Nurmiland wrote:I believe that without the US intervening on both fronts (Europe and Japan) the Allies would have lost. My reason is:
Japan would have kept expanding its empire into the Pacific. And when they reached US borders, the US would be so involved in fighting Japan we would not have enough troops to fight in Europe. Everyone know that Japan attacked Pearl Harbor in December 7, 1941. If we had not declaired war on them and remained neurtal by May of 1942 Japanese forces probably would be in California. We would be fighting them on our own soil. The concentration would have been so high in the west that by the time the planning of D-Day started there would be a severe strain on the troops that Normandy's Invasion would not have been successful. I feel that if Normandy was not successful than Russia would have been on its own in fighting Gremany since France and Brittian were all but defeated anyway by that time. Also I picture Japan eventually allying itself with Germany and then together would have eventually conquered the whole world and even Germany would have invaded the US on the east and they would have fought inward. So it was either compress Germany on both sides or have Germany and Japan compressing the US on both sides.

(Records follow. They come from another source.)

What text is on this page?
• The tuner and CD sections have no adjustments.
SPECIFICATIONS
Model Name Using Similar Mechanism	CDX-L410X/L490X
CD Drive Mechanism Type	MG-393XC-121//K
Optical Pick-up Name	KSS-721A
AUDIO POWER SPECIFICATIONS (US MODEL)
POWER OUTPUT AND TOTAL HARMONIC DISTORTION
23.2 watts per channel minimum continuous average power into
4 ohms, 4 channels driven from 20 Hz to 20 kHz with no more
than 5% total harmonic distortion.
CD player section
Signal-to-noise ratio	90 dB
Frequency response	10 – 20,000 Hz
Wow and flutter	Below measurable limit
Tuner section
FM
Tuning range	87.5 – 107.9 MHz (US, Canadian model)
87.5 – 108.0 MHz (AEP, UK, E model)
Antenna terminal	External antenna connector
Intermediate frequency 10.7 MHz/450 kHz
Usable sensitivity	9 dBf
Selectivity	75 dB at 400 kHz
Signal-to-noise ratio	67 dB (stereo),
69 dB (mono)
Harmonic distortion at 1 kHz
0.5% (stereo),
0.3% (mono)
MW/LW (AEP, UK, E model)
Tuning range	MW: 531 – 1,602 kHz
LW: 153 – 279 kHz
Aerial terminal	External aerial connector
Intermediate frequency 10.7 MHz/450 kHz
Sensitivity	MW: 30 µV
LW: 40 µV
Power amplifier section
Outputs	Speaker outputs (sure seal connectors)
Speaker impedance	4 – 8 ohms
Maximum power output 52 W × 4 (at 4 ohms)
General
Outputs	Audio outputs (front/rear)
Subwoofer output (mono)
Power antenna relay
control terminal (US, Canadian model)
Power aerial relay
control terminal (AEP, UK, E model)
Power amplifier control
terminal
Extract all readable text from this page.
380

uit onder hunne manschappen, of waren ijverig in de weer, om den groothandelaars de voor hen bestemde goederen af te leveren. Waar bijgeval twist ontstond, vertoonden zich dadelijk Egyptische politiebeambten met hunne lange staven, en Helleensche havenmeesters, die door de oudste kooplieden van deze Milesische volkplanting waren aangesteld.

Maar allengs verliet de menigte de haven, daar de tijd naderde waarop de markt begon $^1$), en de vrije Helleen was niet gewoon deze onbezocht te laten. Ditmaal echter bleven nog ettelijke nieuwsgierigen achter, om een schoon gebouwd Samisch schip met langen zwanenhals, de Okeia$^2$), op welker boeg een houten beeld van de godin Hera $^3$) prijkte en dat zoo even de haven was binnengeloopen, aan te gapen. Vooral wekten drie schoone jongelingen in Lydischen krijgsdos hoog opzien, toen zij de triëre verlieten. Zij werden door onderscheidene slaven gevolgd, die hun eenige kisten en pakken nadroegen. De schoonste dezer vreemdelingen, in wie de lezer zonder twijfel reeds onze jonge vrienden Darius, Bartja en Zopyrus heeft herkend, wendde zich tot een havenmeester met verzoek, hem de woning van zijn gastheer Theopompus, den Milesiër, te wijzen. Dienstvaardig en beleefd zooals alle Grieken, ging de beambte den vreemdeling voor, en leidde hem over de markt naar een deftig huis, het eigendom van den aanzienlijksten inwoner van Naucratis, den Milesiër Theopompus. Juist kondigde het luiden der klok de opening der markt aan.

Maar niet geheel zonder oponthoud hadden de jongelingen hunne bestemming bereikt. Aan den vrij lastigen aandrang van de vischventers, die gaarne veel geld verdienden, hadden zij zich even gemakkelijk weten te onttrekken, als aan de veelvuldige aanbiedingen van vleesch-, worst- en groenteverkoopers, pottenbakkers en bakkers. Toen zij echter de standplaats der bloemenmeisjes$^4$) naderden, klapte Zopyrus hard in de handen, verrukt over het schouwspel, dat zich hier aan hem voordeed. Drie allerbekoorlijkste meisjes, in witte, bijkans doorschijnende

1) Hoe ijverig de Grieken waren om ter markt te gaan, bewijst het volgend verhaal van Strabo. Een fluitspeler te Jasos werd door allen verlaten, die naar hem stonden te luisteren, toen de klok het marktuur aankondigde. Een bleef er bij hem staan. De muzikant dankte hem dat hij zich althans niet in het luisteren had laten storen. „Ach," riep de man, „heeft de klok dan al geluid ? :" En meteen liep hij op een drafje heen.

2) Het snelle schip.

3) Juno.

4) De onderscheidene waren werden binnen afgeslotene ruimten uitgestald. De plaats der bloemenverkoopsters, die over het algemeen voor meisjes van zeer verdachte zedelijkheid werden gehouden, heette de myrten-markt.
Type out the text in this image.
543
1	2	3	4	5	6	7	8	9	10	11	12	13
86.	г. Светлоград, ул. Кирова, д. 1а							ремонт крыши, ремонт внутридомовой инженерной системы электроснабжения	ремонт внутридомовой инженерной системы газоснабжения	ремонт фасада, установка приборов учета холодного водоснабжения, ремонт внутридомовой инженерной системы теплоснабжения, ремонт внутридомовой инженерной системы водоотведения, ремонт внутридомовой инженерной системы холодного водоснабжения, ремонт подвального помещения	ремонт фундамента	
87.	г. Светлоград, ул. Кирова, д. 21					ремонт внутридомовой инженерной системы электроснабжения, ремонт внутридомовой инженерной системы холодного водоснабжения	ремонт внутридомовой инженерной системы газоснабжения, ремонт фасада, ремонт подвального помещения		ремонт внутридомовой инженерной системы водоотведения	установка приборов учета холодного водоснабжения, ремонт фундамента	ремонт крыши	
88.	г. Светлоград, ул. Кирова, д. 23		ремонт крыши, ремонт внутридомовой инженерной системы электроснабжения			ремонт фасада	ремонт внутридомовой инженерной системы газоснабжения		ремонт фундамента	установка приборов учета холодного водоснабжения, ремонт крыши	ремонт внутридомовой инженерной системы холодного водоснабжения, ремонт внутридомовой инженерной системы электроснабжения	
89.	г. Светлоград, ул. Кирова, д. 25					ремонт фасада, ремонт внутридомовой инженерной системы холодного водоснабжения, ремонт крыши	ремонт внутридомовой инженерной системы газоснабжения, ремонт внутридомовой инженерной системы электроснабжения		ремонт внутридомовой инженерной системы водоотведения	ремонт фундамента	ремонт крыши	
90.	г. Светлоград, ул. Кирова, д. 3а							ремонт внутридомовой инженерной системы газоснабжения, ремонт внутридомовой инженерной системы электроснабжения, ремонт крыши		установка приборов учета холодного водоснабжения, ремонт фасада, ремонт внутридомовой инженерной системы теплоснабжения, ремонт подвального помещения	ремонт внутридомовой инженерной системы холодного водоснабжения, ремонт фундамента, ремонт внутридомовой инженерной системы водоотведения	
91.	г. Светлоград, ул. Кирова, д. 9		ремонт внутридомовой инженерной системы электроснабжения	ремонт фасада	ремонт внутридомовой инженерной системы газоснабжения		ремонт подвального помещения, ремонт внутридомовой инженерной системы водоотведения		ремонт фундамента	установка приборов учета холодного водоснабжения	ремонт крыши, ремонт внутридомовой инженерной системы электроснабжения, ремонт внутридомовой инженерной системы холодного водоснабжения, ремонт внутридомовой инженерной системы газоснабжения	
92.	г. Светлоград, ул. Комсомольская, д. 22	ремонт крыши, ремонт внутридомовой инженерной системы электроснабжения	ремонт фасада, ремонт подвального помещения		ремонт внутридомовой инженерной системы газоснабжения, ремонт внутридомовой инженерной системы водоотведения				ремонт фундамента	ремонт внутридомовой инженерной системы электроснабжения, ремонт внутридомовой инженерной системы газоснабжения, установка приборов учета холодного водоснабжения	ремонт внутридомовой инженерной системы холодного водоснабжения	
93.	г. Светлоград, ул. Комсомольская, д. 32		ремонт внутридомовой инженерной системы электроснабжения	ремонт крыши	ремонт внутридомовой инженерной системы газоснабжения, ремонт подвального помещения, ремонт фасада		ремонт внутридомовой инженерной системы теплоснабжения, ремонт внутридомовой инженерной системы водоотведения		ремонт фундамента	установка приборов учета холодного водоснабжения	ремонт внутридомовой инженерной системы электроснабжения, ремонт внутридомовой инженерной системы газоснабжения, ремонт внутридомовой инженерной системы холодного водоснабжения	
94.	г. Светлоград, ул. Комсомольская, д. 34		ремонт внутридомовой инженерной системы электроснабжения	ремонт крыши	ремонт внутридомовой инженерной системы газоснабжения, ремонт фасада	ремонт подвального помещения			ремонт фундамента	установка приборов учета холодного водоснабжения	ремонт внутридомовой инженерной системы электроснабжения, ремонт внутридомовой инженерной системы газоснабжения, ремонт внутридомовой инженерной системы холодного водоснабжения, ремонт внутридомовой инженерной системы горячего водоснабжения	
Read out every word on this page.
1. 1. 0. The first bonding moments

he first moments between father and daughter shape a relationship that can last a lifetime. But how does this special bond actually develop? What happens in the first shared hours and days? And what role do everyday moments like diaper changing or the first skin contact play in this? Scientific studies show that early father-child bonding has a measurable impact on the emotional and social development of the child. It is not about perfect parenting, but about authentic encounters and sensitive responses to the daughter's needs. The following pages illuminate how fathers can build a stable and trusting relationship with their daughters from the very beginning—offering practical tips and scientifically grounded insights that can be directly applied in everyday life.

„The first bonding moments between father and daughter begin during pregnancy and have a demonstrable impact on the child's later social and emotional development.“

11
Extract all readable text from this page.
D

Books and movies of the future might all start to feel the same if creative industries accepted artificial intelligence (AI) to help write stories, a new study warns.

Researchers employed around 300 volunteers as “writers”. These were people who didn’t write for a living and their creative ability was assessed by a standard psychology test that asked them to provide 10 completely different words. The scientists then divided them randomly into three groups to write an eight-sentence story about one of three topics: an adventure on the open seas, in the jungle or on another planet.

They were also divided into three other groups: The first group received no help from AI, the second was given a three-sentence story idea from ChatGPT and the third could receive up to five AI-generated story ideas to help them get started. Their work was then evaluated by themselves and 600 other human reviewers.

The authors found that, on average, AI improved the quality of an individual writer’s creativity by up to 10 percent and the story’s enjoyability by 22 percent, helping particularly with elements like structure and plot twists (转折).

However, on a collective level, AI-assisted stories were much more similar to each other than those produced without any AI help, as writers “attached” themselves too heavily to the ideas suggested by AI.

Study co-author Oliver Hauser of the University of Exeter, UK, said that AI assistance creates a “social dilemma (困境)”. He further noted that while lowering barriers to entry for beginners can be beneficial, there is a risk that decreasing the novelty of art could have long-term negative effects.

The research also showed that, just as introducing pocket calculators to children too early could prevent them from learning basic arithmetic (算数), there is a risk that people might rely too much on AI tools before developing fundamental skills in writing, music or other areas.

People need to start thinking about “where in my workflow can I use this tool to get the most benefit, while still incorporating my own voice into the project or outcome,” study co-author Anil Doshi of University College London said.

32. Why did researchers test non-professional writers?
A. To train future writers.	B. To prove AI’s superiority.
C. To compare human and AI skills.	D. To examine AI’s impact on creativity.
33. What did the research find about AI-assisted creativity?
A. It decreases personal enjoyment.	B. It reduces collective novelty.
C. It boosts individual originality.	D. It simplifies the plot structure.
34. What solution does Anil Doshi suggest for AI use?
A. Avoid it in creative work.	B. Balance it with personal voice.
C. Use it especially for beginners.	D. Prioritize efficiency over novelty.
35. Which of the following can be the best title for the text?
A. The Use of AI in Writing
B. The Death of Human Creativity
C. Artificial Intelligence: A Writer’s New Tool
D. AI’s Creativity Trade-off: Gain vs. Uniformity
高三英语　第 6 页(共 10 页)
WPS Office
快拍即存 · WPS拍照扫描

Well ... I don't know that Japan had plans to invade the United States mainland (I haven't run out and researched this, mind). The attack on Pearl Harbor was, as far as I know, an attempt to eliminate the Pacific Fleet so it couldn't oppose Japan's attacks on US possessions in the Pacific.
There is really no way the US would not have declared war on Japan after such a blatant act of war. If President Roosevelt had not made his "day that will live in infamy" speech on December 8th and asked for a declaration of war, he'd have been driven from office.
Those two points alone invalidate the rest of your proposition. Besides those, Hitler declared war on the US after Pearl Harbor, we didn't have to bother declaring war on him.
There was some discussion, I believe, of concentrating US efforts against Japan and not sending substantial numbers of troops to Europe until such time as they could be spared from the Pacific theatre, but this plan was (obviously) not adopted.